I am studying Grothendieck group, and I have the following in my mind.
Let $M$ be a monoid and $N$ be a submonoid of $M$. If $\Gamma(M)$ is the Grothendieck group $M$ and $\Gamma(N)$ is the Grothendieck group of $N$, then is it true that $\Gamma(N)$ embeds in $\Gamma(M)$?
I think there should be a homomorphism from $\Gamma(N)$ to $\Gamma(M)$, not an isomorphism.
Yes, you are correct. There is a natural homomorphism from Γ(N) to Γ(M) induced by the inclusion map of N into M, which maps each element of Γ(N) to its equivalence class in Γ(M). However, this homomorphism need not be an isomorphism in general.

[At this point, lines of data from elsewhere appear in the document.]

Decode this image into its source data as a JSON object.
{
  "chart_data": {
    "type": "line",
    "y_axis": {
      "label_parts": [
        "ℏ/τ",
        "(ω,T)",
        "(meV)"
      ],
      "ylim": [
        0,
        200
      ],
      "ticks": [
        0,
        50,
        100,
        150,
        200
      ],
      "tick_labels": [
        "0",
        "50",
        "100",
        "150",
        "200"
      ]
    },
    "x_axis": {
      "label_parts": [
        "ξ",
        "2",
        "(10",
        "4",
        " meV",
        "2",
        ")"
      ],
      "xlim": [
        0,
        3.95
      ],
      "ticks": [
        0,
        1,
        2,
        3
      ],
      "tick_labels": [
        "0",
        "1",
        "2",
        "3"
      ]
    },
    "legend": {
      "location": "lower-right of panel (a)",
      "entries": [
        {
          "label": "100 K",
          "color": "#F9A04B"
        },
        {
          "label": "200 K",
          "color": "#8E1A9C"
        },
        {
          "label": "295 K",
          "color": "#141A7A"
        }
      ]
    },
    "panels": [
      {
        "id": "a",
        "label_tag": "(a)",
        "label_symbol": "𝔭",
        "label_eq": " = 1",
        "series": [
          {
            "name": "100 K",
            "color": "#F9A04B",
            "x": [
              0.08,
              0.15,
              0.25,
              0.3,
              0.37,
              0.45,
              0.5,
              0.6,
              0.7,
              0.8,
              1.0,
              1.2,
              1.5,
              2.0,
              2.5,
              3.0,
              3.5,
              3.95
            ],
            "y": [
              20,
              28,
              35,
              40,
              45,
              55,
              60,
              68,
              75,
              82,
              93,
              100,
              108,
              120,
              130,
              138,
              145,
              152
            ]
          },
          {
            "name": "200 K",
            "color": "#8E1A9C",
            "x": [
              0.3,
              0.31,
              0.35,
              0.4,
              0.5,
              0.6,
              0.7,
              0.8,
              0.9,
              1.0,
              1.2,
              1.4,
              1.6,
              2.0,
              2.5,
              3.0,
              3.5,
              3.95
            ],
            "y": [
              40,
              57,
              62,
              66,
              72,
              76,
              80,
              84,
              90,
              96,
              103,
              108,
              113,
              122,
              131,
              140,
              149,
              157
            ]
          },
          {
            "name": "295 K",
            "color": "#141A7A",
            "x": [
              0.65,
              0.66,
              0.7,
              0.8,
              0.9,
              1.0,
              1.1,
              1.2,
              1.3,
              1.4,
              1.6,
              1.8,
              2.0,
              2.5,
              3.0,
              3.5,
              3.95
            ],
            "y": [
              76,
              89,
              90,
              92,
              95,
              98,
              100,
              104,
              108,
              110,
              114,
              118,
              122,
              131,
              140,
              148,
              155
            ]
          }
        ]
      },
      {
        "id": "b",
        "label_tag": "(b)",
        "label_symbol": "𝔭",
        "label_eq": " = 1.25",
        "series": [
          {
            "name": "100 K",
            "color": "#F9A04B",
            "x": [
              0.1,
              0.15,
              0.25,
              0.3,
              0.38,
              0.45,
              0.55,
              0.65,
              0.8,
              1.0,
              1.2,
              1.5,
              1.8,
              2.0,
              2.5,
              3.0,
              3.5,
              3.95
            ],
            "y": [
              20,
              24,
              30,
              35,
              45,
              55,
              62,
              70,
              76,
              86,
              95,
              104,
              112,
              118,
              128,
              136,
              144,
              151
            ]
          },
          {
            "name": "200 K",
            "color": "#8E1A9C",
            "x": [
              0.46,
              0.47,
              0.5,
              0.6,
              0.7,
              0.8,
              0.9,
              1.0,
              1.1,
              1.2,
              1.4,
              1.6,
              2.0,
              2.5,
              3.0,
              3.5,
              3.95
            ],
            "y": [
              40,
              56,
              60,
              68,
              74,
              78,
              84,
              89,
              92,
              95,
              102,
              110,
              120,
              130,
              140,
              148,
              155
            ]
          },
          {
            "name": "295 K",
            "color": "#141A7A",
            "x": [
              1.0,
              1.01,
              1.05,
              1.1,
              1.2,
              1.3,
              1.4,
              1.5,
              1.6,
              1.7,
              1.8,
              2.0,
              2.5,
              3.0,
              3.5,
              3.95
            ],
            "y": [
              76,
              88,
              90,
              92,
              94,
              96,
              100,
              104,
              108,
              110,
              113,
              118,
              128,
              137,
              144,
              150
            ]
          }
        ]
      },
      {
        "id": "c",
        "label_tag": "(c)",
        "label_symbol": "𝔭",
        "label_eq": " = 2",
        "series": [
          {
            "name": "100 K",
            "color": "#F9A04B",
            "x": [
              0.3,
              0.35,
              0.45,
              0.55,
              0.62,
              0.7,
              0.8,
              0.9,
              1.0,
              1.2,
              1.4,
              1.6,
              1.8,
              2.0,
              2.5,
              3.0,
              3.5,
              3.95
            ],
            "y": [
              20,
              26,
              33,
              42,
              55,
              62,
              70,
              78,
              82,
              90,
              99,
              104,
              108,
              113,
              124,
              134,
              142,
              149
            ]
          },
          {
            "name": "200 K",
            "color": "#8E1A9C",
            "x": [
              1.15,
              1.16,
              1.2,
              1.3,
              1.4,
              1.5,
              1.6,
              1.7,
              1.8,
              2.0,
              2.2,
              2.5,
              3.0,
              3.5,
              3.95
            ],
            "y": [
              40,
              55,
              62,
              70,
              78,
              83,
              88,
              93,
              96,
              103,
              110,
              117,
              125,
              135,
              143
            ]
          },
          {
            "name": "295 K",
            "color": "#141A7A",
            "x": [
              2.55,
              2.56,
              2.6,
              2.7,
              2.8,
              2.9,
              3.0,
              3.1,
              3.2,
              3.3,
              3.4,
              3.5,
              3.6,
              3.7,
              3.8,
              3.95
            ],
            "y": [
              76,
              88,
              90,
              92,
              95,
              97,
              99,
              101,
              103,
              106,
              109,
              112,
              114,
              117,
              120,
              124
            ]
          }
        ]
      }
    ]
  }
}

To see this, consider the following simple example: Let M be the non-negative integers with addition as the monoid operation, and let N be the even non-negative integers. Then Γ(M) is isomorphic to the integers, while Γ(N) is isomorphic to the integers divided by 2. The natural homomorphism from Γ(N) to Γ(M) sends each even integer n to the integer 2n in Γ(M), which is an injection but not an isomorphism. This shows that in general, the Grothendieck group of a submonoid need not be isomorphic to a subobject of the Grothendieck group of the containing monoid.